How the underlying rocks erode in different ways define the area. The rocks formed during the Mississippian period (353 to 323 million ago. Explain that to a kid taken in by the many colors and the smooth polished feel that ages in the water have created.

I lived in a different physiographic region, a bit to the south, in the Valley and Ridge province. Our soil was exclusively clay and, to me, the rocks didn’t have the same sort of interesting character. Has to be that river, I always thought when I was young. I told you yesterday, the river figures into everything, so why not the rocks?

It actually has to do with the mountains.

Kaiser Science tells us:

The mountains of the British Isles and Scandinavia turn out to be made of the same kind of rock, and formed in the same historical era.

Evidence shows that in the past all of these were one mountain system, torn by the moving of the tectonic plates – continental drift.

Put another way, if you like the hypothesis of continental drift, you look at this as a broken mountain range, making these mountains older than the Atlantic Ocean.

A few years ago, longer after the Atlantic Ocean was formed, we visited London and caught a changing of the guard at Buckingham Palace.

There’s a lot of standing around and waiting and jockeying for position and wondering who you’ll see and what the bands will play.
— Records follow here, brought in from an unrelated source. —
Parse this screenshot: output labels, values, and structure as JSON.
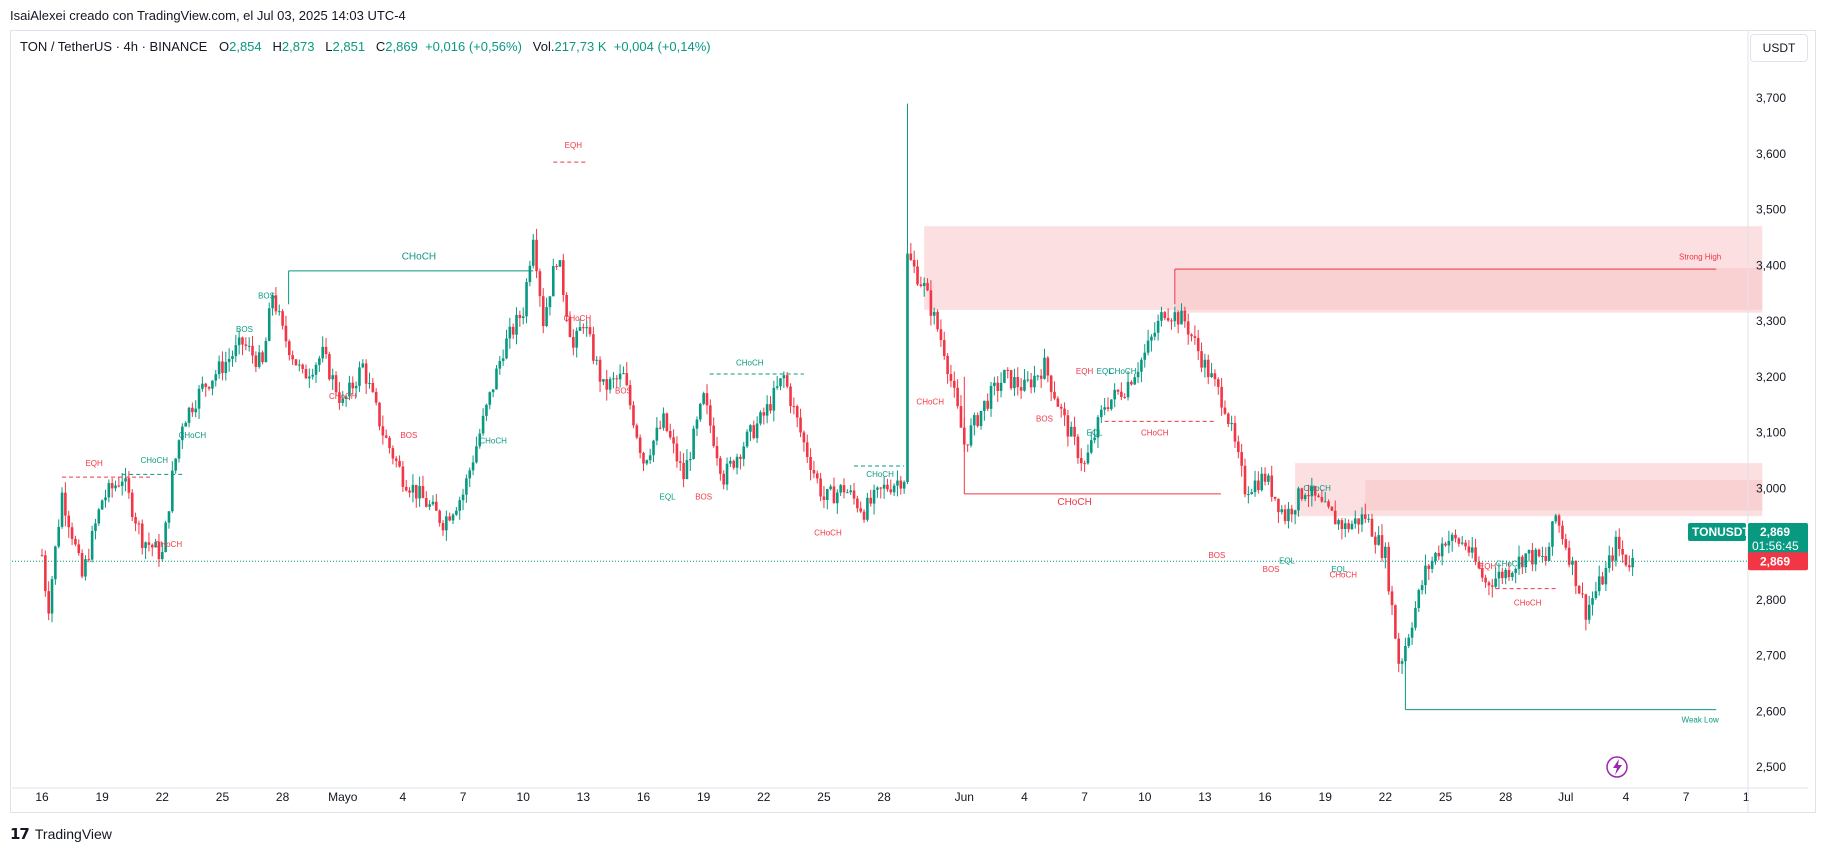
{
  "caption": "IsaiAlexei creado con TradingView.com, el Jul 03, 2025 14:03 UTC-4",
  "legend": {
    "title": "TON / TetherUS · 4h · BINANCE",
    "o_label": "O",
    "o_value": "2,854",
    "h_label": "H",
    "h_value": "2,873",
    "l_label": "L",
    "l_value": "2,851",
    "c_label": "C",
    "c_value": "2,869",
    "change": "+0,016 (+0,56%)",
    "vol_label": "Vol.",
    "vol_value": "217,73 K",
    "vol_change": "+0,004 (+0,14%)"
  },
  "currency_button": "USDT",
  "footer": {
    "brand": "TradingView"
  },
  "colors": {
    "up": "#089981",
    "down": "#f23645",
    "zone": "#f7c5c9",
    "grid": "#e0e3eb"
  },
  "chart_data": {
    "type": "candlestick",
    "symbol": "TONUSDT",
    "y_range": [
      2.46,
      3.84
    ],
    "y_ticks": [
      {
        "v": 3.7,
        "label": "3,700"
      },
      {
        "v": 3.6,
        "label": "3,600"
      },
      {
        "v": 3.5,
        "label": "3,500"
      },
      {
        "v": 3.4,
        "label": "3,400"
      },
      {
        "v": 3.3,
        "label": "3,300"
      },
      {
        "v": 3.2,
        "label": "3,200"
      },
      {
        "v": 3.1,
        "label": "3,100"
      },
      {
        "v": 3.0,
        "label": "3,000"
      },
      {
        "v": 2.8,
        "label": "2,800"
      },
      {
        "v": 2.7,
        "label": "2,700"
      },
      {
        "v": 2.6,
        "label": "2,600"
      },
      {
        "v": 2.5,
        "label": "2,500"
      }
    ],
    "x_ticks": [
      {
        "d": 0,
        "label": "16"
      },
      {
        "d": 3,
        "label": "19"
      },
      {
        "d": 6,
        "label": "22"
      },
      {
        "d": 9,
        "label": "25"
      },
      {
        "d": 12,
        "label": "28"
      },
      {
        "d": 15,
        "label": "Mayo"
      },
      {
        "d": 18,
        "label": "4"
      },
      {
        "d": 21,
        "label": "7"
      },
      {
        "d": 24,
        "label": "10"
      },
      {
        "d": 27,
        "label": "13"
      },
      {
        "d": 30,
        "label": "16"
      },
      {
        "d": 33,
        "label": "19"
      },
      {
        "d": 36,
        "label": "22"
      },
      {
        "d": 39,
        "label": "25"
      },
      {
        "d": 42,
        "label": "28"
      },
      {
        "d": 46,
        "label": "Jun"
      },
      {
        "d": 49,
        "label": "4"
      },
      {
        "d": 52,
        "label": "7"
      },
      {
        "d": 55,
        "label": "10"
      },
      {
        "d": 58,
        "label": "13"
      },
      {
        "d": 61,
        "label": "16"
      },
      {
        "d": 64,
        "label": "19"
      },
      {
        "d": 67,
        "label": "22"
      },
      {
        "d": 70,
        "label": "25"
      },
      {
        "d": 73,
        "label": "28"
      },
      {
        "d": 76,
        "label": "Jul"
      },
      {
        "d": 79,
        "label": "4"
      },
      {
        "d": 82,
        "label": "7"
      },
      {
        "d": 85,
        "label": "1"
      }
    ],
    "price_path": [
      [
        0,
        2.88
      ],
      [
        0.3,
        2.78
      ],
      [
        1,
        2.99
      ],
      [
        1.5,
        2.92
      ],
      [
        2,
        2.84
      ],
      [
        3,
        2.98
      ],
      [
        4,
        3.02
      ],
      [
        5,
        2.91
      ],
      [
        6,
        2.88
      ],
      [
        6.5,
        3.02
      ],
      [
        7,
        3.12
      ],
      [
        8,
        3.18
      ],
      [
        9,
        3.22
      ],
      [
        10,
        3.26
      ],
      [
        11,
        3.22
      ],
      [
        11.5,
        3.35
      ],
      [
        12,
        3.28
      ],
      [
        13,
        3.2
      ],
      [
        14,
        3.24
      ],
      [
        15,
        3.15
      ],
      [
        16,
        3.22
      ],
      [
        17,
        3.1
      ],
      [
        18,
        3.02
      ],
      [
        19,
        2.98
      ],
      [
        20,
        2.94
      ],
      [
        21,
        2.99
      ],
      [
        22,
        3.12
      ],
      [
        23,
        3.25
      ],
      [
        24,
        3.32
      ],
      [
        24.5,
        3.46
      ],
      [
        25,
        3.3
      ],
      [
        25.7,
        3.42
      ],
      [
        26.5,
        3.25
      ],
      [
        27,
        3.3
      ],
      [
        28,
        3.18
      ],
      [
        29,
        3.2
      ],
      [
        30,
        3.05
      ],
      [
        31,
        3.12
      ],
      [
        32,
        3.02
      ],
      [
        33,
        3.16
      ],
      [
        34,
        3.02
      ],
      [
        35,
        3.08
      ],
      [
        36,
        3.13
      ],
      [
        37,
        3.2
      ],
      [
        38,
        3.08
      ],
      [
        39,
        2.98
      ],
      [
        40,
        3.0
      ],
      [
        41,
        2.96
      ],
      [
        42,
        3.0
      ],
      [
        43,
        3.02
      ],
      [
        43.1,
        3.42
      ],
      [
        44,
        3.36
      ],
      [
        45,
        3.25
      ],
      [
        46,
        3.08
      ],
      [
        47,
        3.15
      ],
      [
        48,
        3.2
      ],
      [
        49,
        3.18
      ],
      [
        50,
        3.22
      ],
      [
        51,
        3.12
      ],
      [
        52,
        3.04
      ],
      [
        53,
        3.15
      ],
      [
        54,
        3.18
      ],
      [
        55,
        3.24
      ],
      [
        56,
        3.32
      ],
      [
        57,
        3.3
      ],
      [
        58,
        3.22
      ],
      [
        59,
        3.15
      ],
      [
        60,
        3.0
      ],
      [
        61,
        3.02
      ],
      [
        62,
        2.95
      ],
      [
        63,
        3.0
      ],
      [
        64,
        2.96
      ],
      [
        65,
        2.93
      ],
      [
        66,
        2.95
      ],
      [
        67,
        2.88
      ],
      [
        67.7,
        2.68
      ],
      [
        68,
        2.72
      ],
      [
        69,
        2.85
      ],
      [
        70,
        2.91
      ],
      [
        71,
        2.9
      ],
      [
        72,
        2.83
      ],
      [
        73,
        2.85
      ],
      [
        74,
        2.88
      ],
      [
        75,
        2.87
      ],
      [
        75.5,
        2.95
      ],
      [
        76,
        2.9
      ],
      [
        77,
        2.78
      ],
      [
        78,
        2.85
      ],
      [
        78.5,
        2.9
      ],
      [
        79,
        2.87
      ],
      [
        79.4,
        2.869
      ]
    ],
    "zones": [
      {
        "x1": 44,
        "x2": 85.8,
        "y1": 3.32,
        "y2": 3.47
      },
      {
        "x1": 56.5,
        "x2": 85.8,
        "y1": 3.315,
        "y2": 3.395
      },
      {
        "x1": 62.5,
        "x2": 85.8,
        "y1": 2.95,
        "y2": 3.045
      },
      {
        "x1": 66,
        "x2": 85.8,
        "y1": 2.96,
        "y2": 3.015
      }
    ],
    "lines": [
      {
        "x1": 12.3,
        "x2": 24.5,
        "y": 3.39,
        "color": "#089981",
        "dash": false
      },
      {
        "x1": 56.5,
        "x2": 83.5,
        "y": 3.393,
        "color": "#f23645",
        "dash": false
      },
      {
        "x1": 46,
        "x2": 58.8,
        "y": 2.99,
        "color": "#f23645",
        "dash": false
      },
      {
        "x1": 68,
        "x2": 83.5,
        "y": 2.603,
        "color": "#089981",
        "dash": false
      },
      {
        "x1": 25.5,
        "x2": 27.2,
        "y": 3.585,
        "color": "#f23645",
        "dash": true
      },
      {
        "x1": 1,
        "x2": 5.5,
        "y": 3.02,
        "color": "#f23645",
        "dash": true
      },
      {
        "x1": 4,
        "x2": 7,
        "y": 3.025,
        "color": "#089981",
        "dash": true
      },
      {
        "x1": 33.3,
        "x2": 38,
        "y": 3.205,
        "color": "#089981",
        "dash": true
      },
      {
        "x1": 40.5,
        "x2": 43,
        "y": 3.04,
        "color": "#089981",
        "dash": true
      },
      {
        "x1": 53,
        "x2": 58.5,
        "y": 3.12,
        "color": "#f23645",
        "dash": true
      },
      {
        "x1": 72.5,
        "x2": 75.5,
        "y": 2.82,
        "color": "#f23645",
        "dash": true
      }
    ],
    "labels": [
      {
        "x": 26.5,
        "y": 3.61,
        "text": "EQH",
        "color": "#f23645",
        "size": 8
      },
      {
        "x": 18.8,
        "y": 3.41,
        "text": "CHoCH",
        "color": "#089981",
        "size": 10
      },
      {
        "x": 11.2,
        "y": 3.34,
        "text": "BOS",
        "color": "#089981",
        "size": 8
      },
      {
        "x": 10.1,
        "y": 3.28,
        "text": "BOS",
        "color": "#089981",
        "size": 8
      },
      {
        "x": 7.5,
        "y": 3.09,
        "text": "CHoCH",
        "color": "#089981",
        "size": 8
      },
      {
        "x": 5.6,
        "y": 3.045,
        "text": "CHoCH",
        "color": "#089981",
        "size": 8
      },
      {
        "x": 2.6,
        "y": 3.04,
        "text": "EQH",
        "color": "#f23645",
        "size": 8
      },
      {
        "x": 6.3,
        "y": 2.895,
        "text": "CHoCH",
        "color": "#f23645",
        "size": 8
      },
      {
        "x": 15.0,
        "y": 3.16,
        "text": "CHoCH",
        "color": "#f23645",
        "size": 8
      },
      {
        "x": 18.3,
        "y": 3.09,
        "text": "BOS",
        "color": "#f23645",
        "size": 8
      },
      {
        "x": 22.5,
        "y": 3.08,
        "text": "CHoCH",
        "color": "#089981",
        "size": 8
      },
      {
        "x": 26.7,
        "y": 3.3,
        "text": "CHoCH",
        "color": "#f23645",
        "size": 8
      },
      {
        "x": 29.0,
        "y": 3.17,
        "text": "BOS",
        "color": "#f23645",
        "size": 8
      },
      {
        "x": 35.3,
        "y": 3.22,
        "text": "CHoCH",
        "color": "#089981",
        "size": 8
      },
      {
        "x": 31.2,
        "y": 2.98,
        "text": "EQL",
        "color": "#089981",
        "size": 8
      },
      {
        "x": 33.0,
        "y": 2.98,
        "text": "BOS",
        "color": "#f23645",
        "size": 8
      },
      {
        "x": 41.8,
        "y": 3.02,
        "text": "CHoCH",
        "color": "#089981",
        "size": 8
      },
      {
        "x": 39.2,
        "y": 2.915,
        "text": "CHoCH",
        "color": "#f23645",
        "size": 8
      },
      {
        "x": 44.3,
        "y": 3.15,
        "text": "CHoCH",
        "color": "#f23645",
        "size": 8
      },
      {
        "x": 51.5,
        "y": 2.97,
        "text": "CHoCH",
        "color": "#f23645",
        "size": 10
      },
      {
        "x": 50.0,
        "y": 3.12,
        "text": "BOS",
        "color": "#f23645",
        "size": 8
      },
      {
        "x": 52.5,
        "y": 3.095,
        "text": "EQL",
        "color": "#089981",
        "size": 8
      },
      {
        "x": 55.5,
        "y": 3.095,
        "text": "CHoCH",
        "color": "#f23645",
        "size": 8
      },
      {
        "x": 52.0,
        "y": 3.205,
        "text": "EQH",
        "color": "#f23645",
        "size": 8
      },
      {
        "x": 53.0,
        "y": 3.205,
        "text": "EQL",
        "color": "#089981",
        "size": 8
      },
      {
        "x": 53.9,
        "y": 3.205,
        "text": "CHoCH",
        "color": "#089981",
        "size": 8
      },
      {
        "x": 63.6,
        "y": 2.995,
        "text": "CHoCH",
        "color": "#089981",
        "size": 8
      },
      {
        "x": 58.6,
        "y": 2.875,
        "text": "BOS",
        "color": "#f23645",
        "size": 8
      },
      {
        "x": 61.3,
        "y": 2.85,
        "text": "BOS",
        "color": "#f23645",
        "size": 8
      },
      {
        "x": 62.1,
        "y": 2.865,
        "text": "EQL",
        "color": "#089981",
        "size": 8
      },
      {
        "x": 64.7,
        "y": 2.85,
        "text": "EQL",
        "color": "#089981",
        "size": 8
      },
      {
        "x": 64.9,
        "y": 2.84,
        "text": "CHoCH",
        "color": "#f23645",
        "size": 8
      },
      {
        "x": 72.1,
        "y": 2.855,
        "text": "EQH",
        "color": "#f23645",
        "size": 8
      },
      {
        "x": 73.2,
        "y": 2.86,
        "text": "CHoCH",
        "color": "#089981",
        "size": 8
      },
      {
        "x": 74.1,
        "y": 2.79,
        "text": "CHoCH",
        "color": "#f23645",
        "size": 8
      },
      {
        "x": 82.7,
        "y": 3.41,
        "text": "Strong High",
        "color": "#f23645",
        "size": 8
      },
      {
        "x": 82.7,
        "y": 2.58,
        "text": "Weak Low",
        "color": "#089981",
        "size": 8
      }
    ],
    "last_price": {
      "v": 2.869,
      "label": "2,869"
    },
    "symbol_tag": "TONUSDT",
    "price_tag": "2,869",
    "countdown": "01:56:45",
    "last_tag": "2,869"
  }
}
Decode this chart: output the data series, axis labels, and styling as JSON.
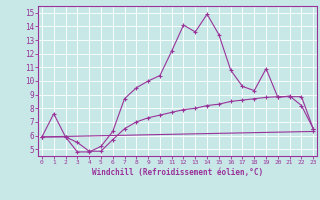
{
  "xlabel": "Windchill (Refroidissement éolien,°C)",
  "x": [
    0,
    1,
    2,
    3,
    4,
    5,
    6,
    7,
    8,
    9,
    10,
    11,
    12,
    13,
    14,
    15,
    16,
    17,
    18,
    19,
    20,
    21,
    22,
    23
  ],
  "line1_x": [
    0,
    1,
    2,
    3,
    4,
    5,
    6,
    7,
    8,
    9,
    10,
    11,
    12,
    13,
    14,
    15,
    16,
    17,
    18,
    19,
    20,
    21,
    22,
    23
  ],
  "line1_y": [
    5.9,
    7.6,
    5.9,
    4.8,
    4.8,
    5.2,
    6.3,
    8.7,
    9.5,
    10.0,
    10.4,
    12.2,
    14.1,
    13.6,
    14.9,
    13.4,
    10.8,
    9.6,
    9.3,
    10.9,
    8.8,
    8.9,
    8.2,
    6.5
  ],
  "line2_x": [
    0,
    2,
    3,
    4,
    5,
    6,
    7,
    8,
    9,
    10,
    11,
    12,
    13,
    14,
    15,
    16,
    17,
    18,
    19,
    20,
    21,
    22,
    23
  ],
  "line2_y": [
    5.9,
    5.9,
    5.5,
    4.85,
    4.85,
    5.7,
    6.5,
    7.0,
    7.3,
    7.5,
    7.7,
    7.9,
    8.0,
    8.2,
    8.3,
    8.5,
    8.6,
    8.7,
    8.8,
    8.85,
    8.85,
    8.85,
    6.5
  ],
  "line3_x": [
    0,
    23
  ],
  "line3_y": [
    5.9,
    6.3
  ],
  "line_color": "#993399",
  "bg_color": "#c8e8e8",
  "grid_color": "#b0d4d4",
  "ylim": [
    4.5,
    15.5
  ],
  "xlim": [
    -0.3,
    23.3
  ],
  "yticks": [
    5,
    6,
    7,
    8,
    9,
    10,
    11,
    12,
    13,
    14,
    15
  ],
  "xticks": [
    0,
    1,
    2,
    3,
    4,
    5,
    6,
    7,
    8,
    9,
    10,
    11,
    12,
    13,
    14,
    15,
    16,
    17,
    18,
    19,
    20,
    21,
    22,
    23
  ]
}
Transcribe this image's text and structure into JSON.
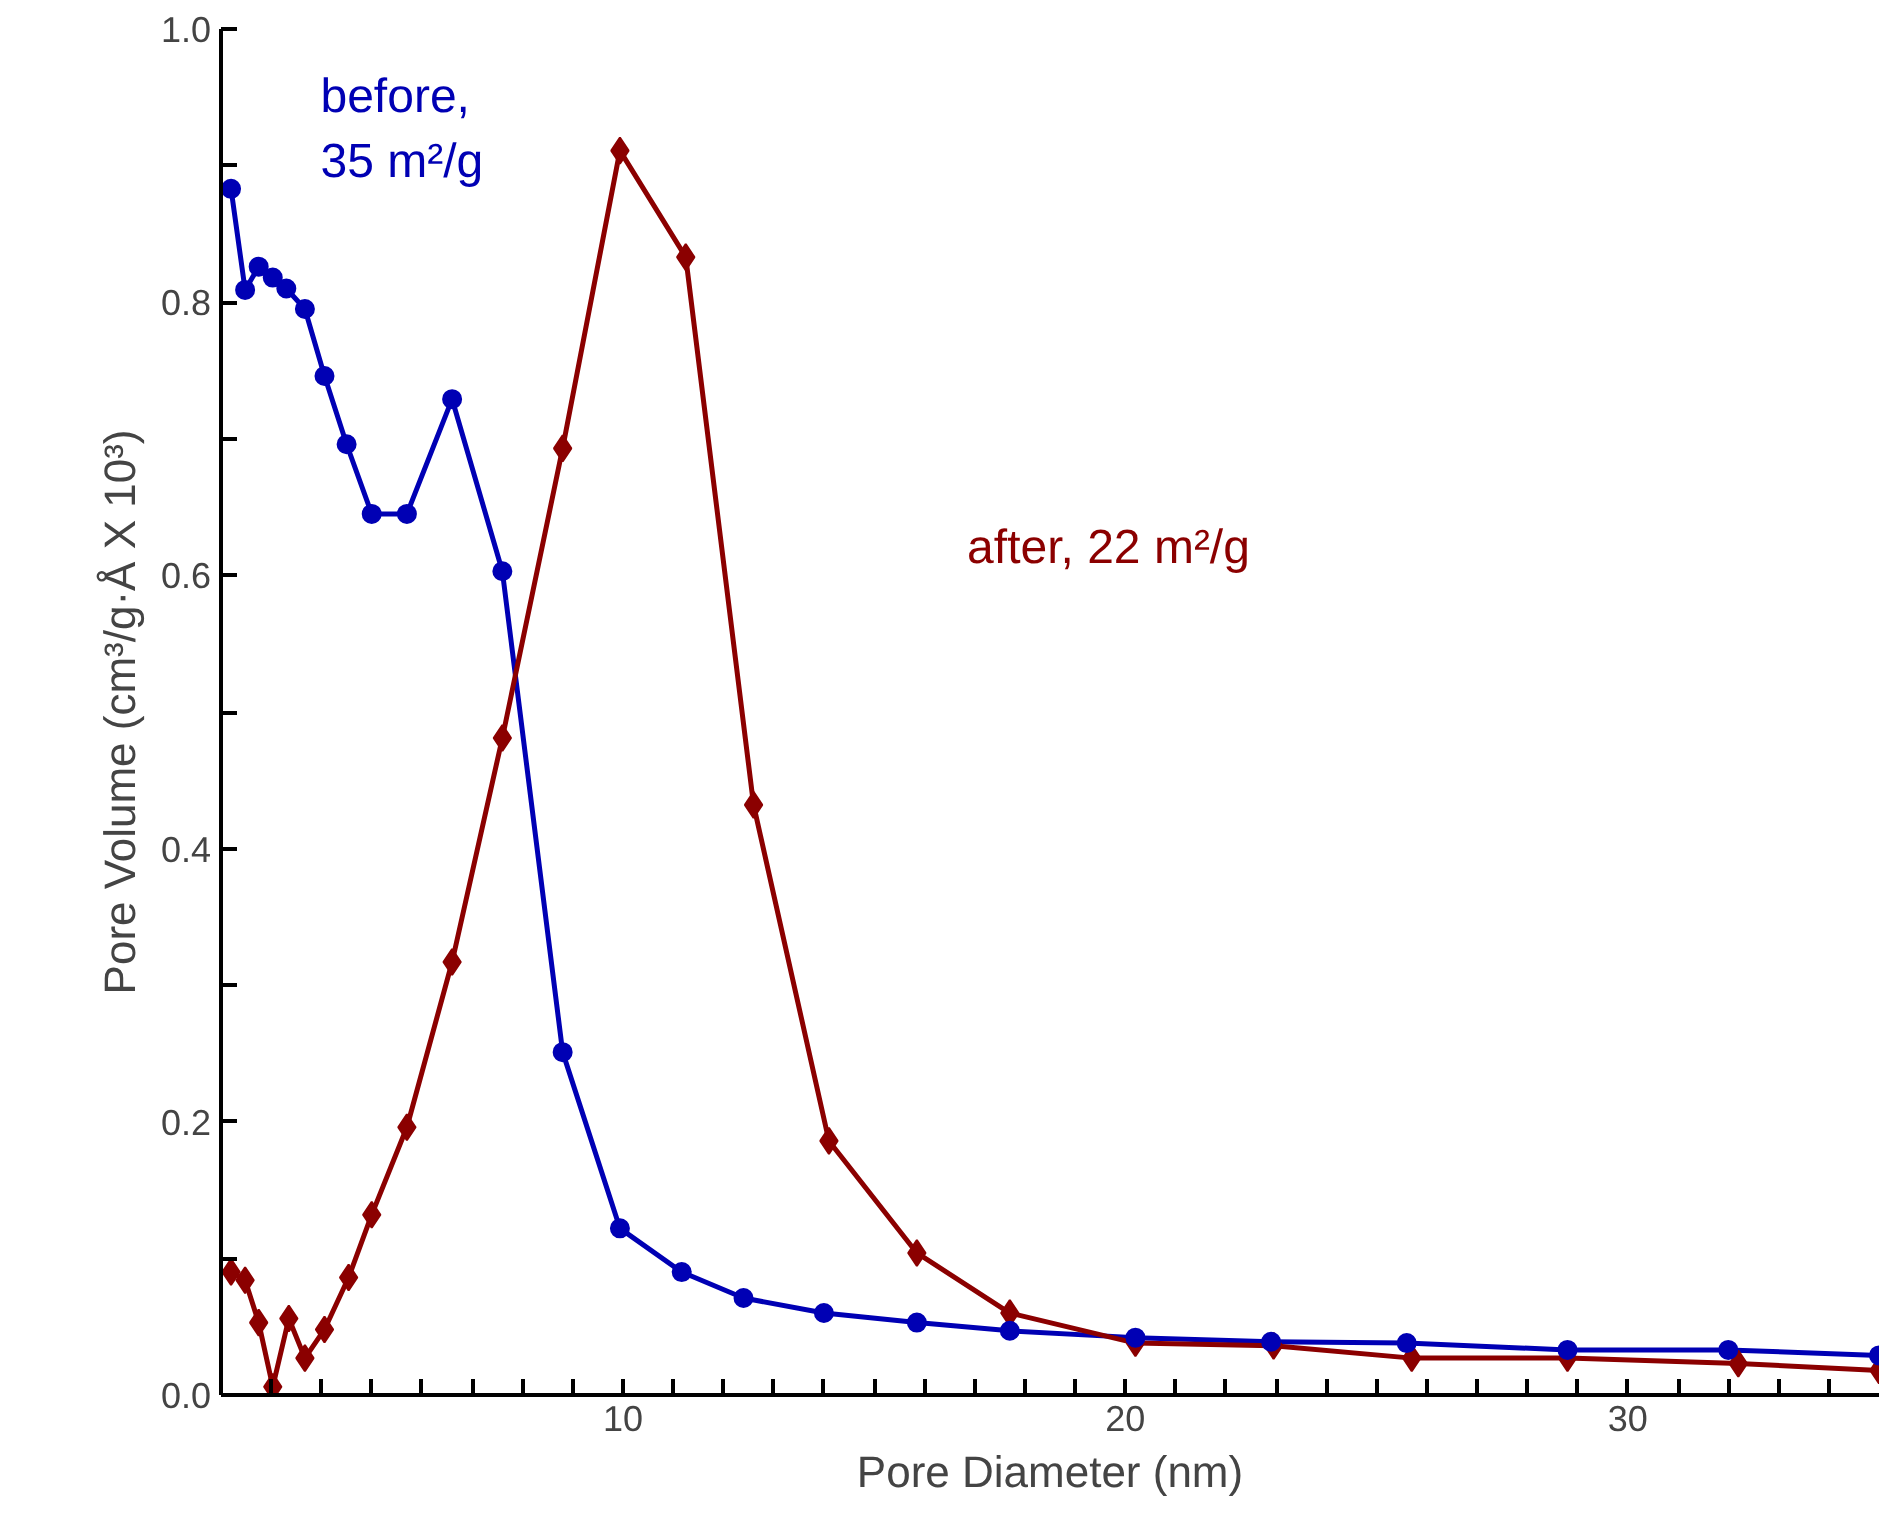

It’s good fun if you are patient, and you don’t mind crowds.

We walked to the palace, from wherever we’d been before, through Green Park, and we returned that same way. At one point there in the park I looked down and picked up this rock. It looked familiar. Looked like home.

I brought it back with me, and later took it to my grandmother.

The queen has the same rocks you do!

As ever, my enthusiasm was what amused her most.

If you look at that map, you can see it. The rocks you saw when you were doing chores are the same sort of rocks the queen of the United Kingdom was used to. Their rocks, your rocks, same kinds of rocks.

I wonder when the queen got her first washing machine.